As some of you know, TrimTabs Investment Research since 1999 has been tracking daily-withheld income and employment taxes and all other individual income tax payments as reported in the Daily US Treasury Statement. To come up with our table we combined and compared our historic tax payment data with IRS income tax returns from 1999 through 2010. The 2010 returns were just posted on the IRS web site last month, two years in arrears. You can find historic income data on the IRS web site by downloading Table A from this link. .

It is hard to believe, but the fact is the IRS is apparently not interested in after tax income – what is left for Americans to spend after income and employment taxes are deducted. These all-important numbers, which are the real indicators of the direction of the economy, are virtually impossible to derive from the IRS’ summary of all returns. Therefore, to come up with historic after-tax data, I subtracted actual income and employment tax payments from all pre-tax income and then added back IRS reported refunds. If any of you have questions or concerns about how I came up with our income table, please send me a comment.

So here is what the data is saying now. The best-case scenario is that we are starting 2013 with very low income growth , and at worse in a recession. A recession, in terms of income, is lower year over year after-tax income. Since the November election, incomes actually surged a bit. But don’t get too excited. I believe, the surge had little to do with an improving economy, but was the result of those who were front running fears of 2013 tax hikes by taking 2013 income and bonuses in 2012. While that has boosted Q4 2012 income by over 6% year over year, it also means that this year’s income will be correspondingly lower.

Add in $100 billion in higher taxes from eliminating the payroll tax credit, $40 billion from Obama Care and $60 billion from higher income taxes on upper brackets and the US economy is starting out the new year on its butt. Yes, conventional wisdom says the US economy has been improving, led by real estate. But in reality, after seasonal adjustments, single family home sales have been growing modestly sequentially since the summer. But no sustained real estate boom is likely anytime soon for two reasons. One, mortgage rates are now as low as they can get. That’s because the handful of banks that control the mortgage market are unwilling to lower rates any further. Two, most potential homebuyers cannot qualify for new mortgages to kick start increases in housing prices that boosted incomes in 2005, 2006 and 2007.

Going to the table, first notice that after tax income dropped to $6.1 trillion in 2009 from $7 trillion in 2007. The reason for this is that capital gains plunged to $231 billion in 2009, a drop of $664 billion from the all-time peak of $896 billion in 2007. Capital gains rebounded to $364 billion in 2010 – the last year we have IRS numbers. So while wages and salaries only grew 1.7% in 2010, total income did pop by 7%, a relatively healthy gain.
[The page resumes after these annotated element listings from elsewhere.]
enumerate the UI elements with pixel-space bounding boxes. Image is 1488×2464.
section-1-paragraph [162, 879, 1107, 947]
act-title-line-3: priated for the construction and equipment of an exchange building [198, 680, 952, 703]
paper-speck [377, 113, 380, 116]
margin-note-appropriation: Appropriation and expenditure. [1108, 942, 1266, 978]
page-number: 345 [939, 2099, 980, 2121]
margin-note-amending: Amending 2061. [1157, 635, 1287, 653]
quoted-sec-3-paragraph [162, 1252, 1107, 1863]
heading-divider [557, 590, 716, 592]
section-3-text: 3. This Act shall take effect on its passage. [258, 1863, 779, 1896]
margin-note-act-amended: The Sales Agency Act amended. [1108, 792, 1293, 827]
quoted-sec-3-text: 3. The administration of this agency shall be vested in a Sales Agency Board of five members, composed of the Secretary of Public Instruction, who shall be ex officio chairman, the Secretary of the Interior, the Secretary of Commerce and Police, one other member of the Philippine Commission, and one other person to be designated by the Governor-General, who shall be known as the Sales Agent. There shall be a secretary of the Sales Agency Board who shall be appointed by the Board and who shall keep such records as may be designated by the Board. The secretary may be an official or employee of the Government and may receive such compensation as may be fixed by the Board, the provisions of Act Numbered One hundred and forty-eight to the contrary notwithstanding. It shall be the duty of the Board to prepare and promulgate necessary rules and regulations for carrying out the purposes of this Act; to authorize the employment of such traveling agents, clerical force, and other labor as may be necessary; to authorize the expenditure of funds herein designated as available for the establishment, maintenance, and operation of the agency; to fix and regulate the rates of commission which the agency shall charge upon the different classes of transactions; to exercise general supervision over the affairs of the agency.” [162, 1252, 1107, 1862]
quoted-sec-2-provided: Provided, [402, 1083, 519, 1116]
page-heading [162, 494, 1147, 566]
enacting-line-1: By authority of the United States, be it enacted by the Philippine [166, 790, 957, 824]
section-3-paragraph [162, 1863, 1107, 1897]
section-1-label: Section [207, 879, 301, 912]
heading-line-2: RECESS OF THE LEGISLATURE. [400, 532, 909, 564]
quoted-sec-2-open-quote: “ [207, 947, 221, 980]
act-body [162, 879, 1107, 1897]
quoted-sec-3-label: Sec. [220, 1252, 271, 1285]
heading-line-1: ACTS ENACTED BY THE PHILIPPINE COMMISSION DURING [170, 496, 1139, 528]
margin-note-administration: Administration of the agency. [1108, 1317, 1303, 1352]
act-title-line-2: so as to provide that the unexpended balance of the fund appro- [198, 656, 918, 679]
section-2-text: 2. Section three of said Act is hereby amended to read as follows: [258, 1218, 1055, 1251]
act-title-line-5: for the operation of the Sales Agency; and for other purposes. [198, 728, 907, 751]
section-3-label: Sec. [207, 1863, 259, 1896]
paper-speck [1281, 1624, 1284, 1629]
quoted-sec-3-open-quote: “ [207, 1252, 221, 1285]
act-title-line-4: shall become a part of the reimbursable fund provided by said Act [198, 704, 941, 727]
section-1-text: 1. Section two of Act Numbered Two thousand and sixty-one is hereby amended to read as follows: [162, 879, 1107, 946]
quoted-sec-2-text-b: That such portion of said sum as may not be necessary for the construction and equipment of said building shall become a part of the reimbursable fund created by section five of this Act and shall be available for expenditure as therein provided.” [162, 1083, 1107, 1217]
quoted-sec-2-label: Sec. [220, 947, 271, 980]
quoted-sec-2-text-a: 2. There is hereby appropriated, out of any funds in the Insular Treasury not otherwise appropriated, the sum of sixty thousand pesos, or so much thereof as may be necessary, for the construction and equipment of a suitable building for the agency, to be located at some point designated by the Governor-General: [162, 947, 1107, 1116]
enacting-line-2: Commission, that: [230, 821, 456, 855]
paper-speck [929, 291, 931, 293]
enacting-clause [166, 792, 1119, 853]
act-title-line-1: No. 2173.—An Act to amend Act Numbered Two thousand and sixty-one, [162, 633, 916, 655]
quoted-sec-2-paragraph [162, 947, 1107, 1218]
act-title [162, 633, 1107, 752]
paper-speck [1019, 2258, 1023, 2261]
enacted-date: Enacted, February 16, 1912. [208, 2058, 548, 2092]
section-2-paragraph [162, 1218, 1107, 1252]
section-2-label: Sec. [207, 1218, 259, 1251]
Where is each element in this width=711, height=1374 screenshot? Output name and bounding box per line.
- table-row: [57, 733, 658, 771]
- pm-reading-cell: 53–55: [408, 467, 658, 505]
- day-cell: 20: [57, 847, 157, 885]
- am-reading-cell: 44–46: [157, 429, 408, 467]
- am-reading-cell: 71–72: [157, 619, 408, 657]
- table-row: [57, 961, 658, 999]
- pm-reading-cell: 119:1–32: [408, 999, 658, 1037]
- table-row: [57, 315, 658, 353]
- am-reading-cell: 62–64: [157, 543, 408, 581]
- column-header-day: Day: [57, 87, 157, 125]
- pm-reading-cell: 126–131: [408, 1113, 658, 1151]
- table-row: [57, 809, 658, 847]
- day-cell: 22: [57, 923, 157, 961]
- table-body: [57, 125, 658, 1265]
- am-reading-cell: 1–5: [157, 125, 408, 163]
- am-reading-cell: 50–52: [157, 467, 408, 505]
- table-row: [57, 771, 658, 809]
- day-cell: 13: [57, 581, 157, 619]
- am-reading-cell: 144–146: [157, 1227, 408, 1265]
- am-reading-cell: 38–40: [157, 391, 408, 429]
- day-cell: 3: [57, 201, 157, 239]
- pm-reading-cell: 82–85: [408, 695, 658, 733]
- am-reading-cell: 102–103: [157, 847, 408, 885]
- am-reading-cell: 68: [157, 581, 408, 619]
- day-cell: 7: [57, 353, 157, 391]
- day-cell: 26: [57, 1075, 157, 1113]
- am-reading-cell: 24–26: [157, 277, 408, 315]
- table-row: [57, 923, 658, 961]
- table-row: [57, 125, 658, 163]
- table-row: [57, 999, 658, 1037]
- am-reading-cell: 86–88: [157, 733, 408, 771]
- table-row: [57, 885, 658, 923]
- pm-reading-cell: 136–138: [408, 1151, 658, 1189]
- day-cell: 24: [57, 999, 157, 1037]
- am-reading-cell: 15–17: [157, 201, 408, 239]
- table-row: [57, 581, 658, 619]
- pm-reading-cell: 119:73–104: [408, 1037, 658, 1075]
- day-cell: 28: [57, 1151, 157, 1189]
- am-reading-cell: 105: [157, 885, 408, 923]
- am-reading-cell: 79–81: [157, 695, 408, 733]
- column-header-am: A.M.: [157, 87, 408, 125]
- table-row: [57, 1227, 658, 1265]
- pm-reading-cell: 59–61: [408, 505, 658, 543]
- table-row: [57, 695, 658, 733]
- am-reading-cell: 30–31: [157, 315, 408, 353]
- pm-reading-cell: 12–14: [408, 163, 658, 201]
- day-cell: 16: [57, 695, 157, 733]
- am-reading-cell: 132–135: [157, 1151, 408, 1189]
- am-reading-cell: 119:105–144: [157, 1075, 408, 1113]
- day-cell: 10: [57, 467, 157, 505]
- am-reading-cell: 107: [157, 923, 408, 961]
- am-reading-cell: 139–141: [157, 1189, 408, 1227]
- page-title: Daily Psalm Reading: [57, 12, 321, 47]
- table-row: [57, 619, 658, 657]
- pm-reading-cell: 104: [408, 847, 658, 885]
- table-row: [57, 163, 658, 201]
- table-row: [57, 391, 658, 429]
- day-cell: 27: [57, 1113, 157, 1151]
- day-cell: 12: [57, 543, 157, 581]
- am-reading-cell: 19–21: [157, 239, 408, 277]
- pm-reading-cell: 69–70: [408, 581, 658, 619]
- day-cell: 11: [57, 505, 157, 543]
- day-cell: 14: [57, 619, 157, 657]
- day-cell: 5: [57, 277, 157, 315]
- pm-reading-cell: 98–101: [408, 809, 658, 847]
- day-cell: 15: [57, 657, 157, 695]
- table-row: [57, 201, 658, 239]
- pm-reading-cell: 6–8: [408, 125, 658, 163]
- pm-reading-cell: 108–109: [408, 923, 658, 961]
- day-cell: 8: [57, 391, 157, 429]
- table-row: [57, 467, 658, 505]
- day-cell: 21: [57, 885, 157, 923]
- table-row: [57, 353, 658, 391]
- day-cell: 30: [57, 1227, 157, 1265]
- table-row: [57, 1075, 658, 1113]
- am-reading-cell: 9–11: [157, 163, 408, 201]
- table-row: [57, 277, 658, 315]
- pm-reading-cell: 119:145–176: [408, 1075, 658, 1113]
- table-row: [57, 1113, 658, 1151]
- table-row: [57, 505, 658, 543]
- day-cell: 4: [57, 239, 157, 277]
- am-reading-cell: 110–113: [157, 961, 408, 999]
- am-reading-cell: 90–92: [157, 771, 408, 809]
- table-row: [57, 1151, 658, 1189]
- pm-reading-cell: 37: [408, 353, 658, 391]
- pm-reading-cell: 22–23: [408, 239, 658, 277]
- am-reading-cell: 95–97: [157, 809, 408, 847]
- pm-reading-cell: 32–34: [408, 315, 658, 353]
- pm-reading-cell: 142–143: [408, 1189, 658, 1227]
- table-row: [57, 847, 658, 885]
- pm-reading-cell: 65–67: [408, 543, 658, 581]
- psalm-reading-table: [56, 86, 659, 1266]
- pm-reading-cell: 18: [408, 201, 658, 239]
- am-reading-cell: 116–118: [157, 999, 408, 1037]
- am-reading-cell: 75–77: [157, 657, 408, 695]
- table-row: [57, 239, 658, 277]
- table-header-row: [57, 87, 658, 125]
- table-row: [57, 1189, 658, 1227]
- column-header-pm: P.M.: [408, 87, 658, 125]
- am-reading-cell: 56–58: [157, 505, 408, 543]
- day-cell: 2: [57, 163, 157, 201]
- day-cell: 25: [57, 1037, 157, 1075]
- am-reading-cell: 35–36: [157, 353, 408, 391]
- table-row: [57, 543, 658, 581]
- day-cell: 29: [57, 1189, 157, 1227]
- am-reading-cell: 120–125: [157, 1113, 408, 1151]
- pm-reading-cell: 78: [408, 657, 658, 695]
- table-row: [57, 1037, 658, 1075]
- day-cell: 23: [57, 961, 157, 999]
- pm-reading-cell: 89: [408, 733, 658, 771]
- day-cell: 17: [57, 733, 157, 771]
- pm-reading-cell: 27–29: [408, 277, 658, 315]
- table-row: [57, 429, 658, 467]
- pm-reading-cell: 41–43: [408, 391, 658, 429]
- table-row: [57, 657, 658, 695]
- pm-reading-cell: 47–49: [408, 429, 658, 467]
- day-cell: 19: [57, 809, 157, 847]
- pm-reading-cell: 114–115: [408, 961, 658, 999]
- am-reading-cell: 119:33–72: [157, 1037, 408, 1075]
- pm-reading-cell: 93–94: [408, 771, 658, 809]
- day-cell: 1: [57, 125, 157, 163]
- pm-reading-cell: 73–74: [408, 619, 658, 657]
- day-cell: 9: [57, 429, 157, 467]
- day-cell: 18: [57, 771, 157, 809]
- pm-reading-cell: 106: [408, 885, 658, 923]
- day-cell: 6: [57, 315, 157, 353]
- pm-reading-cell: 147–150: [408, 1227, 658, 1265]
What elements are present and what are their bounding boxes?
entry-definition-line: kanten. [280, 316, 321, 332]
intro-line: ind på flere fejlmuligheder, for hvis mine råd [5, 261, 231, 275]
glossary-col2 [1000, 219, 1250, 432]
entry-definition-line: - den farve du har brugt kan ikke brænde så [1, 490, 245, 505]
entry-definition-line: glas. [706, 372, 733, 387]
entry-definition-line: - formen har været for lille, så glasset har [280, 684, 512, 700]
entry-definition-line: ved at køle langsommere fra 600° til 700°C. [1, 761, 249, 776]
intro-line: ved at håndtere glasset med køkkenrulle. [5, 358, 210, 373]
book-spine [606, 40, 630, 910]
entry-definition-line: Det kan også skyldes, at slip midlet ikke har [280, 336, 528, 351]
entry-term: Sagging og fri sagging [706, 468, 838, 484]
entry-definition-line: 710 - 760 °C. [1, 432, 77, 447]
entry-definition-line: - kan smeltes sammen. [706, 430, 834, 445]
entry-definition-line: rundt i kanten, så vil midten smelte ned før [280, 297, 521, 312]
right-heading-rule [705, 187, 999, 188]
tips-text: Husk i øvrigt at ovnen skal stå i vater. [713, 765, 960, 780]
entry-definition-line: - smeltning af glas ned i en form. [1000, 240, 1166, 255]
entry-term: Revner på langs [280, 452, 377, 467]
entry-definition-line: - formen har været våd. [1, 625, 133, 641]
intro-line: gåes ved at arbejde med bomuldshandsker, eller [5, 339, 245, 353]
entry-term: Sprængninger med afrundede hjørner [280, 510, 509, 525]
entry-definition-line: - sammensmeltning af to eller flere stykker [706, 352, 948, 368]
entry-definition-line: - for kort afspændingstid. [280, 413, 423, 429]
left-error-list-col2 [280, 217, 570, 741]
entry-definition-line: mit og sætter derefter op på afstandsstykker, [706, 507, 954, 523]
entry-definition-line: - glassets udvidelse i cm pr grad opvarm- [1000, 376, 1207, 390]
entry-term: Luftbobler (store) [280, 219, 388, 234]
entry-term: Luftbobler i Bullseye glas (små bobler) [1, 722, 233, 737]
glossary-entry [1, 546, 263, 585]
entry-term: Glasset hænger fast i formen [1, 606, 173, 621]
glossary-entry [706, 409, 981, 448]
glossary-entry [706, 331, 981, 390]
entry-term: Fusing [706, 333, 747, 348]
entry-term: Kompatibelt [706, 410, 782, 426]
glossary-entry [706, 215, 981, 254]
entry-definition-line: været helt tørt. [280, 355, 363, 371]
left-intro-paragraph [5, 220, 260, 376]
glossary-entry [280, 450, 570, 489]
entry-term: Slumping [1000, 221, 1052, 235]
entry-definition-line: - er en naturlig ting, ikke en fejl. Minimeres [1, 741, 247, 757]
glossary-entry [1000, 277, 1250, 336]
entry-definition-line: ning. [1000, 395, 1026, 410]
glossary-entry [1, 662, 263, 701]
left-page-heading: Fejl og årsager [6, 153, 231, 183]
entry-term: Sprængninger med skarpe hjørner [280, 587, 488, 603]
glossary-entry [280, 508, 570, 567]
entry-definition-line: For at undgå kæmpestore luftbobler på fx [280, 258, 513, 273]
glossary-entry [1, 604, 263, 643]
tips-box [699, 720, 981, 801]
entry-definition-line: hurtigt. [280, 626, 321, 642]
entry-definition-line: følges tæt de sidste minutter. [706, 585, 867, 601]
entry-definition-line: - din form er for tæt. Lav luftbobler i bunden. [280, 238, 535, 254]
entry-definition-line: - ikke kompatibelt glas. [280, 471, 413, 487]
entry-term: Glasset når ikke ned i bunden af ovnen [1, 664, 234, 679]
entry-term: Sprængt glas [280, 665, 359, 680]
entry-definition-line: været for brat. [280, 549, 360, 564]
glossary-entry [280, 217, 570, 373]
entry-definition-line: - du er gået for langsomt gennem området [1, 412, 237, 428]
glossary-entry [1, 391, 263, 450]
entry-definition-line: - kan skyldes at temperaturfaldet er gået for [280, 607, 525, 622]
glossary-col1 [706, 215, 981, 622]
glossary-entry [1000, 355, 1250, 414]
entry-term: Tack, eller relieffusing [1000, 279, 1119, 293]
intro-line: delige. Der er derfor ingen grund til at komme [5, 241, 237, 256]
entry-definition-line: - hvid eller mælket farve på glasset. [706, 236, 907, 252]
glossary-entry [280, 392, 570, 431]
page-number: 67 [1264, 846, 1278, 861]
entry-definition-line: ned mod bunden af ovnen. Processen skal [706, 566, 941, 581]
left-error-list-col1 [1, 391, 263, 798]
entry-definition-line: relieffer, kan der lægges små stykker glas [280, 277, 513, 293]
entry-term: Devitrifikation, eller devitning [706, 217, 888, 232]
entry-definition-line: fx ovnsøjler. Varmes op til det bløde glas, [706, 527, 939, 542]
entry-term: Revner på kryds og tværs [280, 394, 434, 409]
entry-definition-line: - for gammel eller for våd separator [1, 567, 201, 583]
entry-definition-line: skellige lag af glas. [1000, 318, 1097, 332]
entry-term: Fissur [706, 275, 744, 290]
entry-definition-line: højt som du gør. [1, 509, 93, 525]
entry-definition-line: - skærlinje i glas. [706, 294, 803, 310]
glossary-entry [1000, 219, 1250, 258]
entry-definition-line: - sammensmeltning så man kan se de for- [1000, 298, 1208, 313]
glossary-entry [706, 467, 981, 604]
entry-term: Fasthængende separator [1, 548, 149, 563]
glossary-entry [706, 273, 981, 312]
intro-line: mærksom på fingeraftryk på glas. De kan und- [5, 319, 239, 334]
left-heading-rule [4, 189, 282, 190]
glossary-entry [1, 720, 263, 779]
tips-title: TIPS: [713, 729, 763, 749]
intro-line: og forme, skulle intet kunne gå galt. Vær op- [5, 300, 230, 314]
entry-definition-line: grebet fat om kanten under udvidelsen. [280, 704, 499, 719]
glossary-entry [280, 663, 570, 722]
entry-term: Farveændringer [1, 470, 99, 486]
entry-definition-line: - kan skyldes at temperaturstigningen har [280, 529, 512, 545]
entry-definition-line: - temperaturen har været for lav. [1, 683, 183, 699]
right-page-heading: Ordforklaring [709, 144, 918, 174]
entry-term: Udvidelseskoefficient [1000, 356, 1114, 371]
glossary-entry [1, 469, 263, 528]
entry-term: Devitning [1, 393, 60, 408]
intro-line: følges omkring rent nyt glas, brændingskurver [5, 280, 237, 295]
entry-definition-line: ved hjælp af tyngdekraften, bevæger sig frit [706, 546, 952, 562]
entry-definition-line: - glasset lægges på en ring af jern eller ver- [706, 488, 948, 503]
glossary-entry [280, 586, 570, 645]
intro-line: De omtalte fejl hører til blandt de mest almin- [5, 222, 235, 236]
So while wage and salary growth has been relatively puny even before inflation averaging about 5% annually in 2011 and 2012, a pop in capital gains has been boosting overall income. In other words, higher asset prices have been translating into higher after-tax income.

Going forward, that leaves us with one key question: Can Federal Reserve polices continue to levitate stock prices? Up to now, the Federal Reserve has been the prime mover behind higher stock prices , presumably by lowering interest rates to virtually zero. But now that the rates are at zero, can stock prices still go higher? We do not think so, but of course we are assuming that the Fed is not doing anything more specific to boost stock prices, other than keeping interest rates at zero.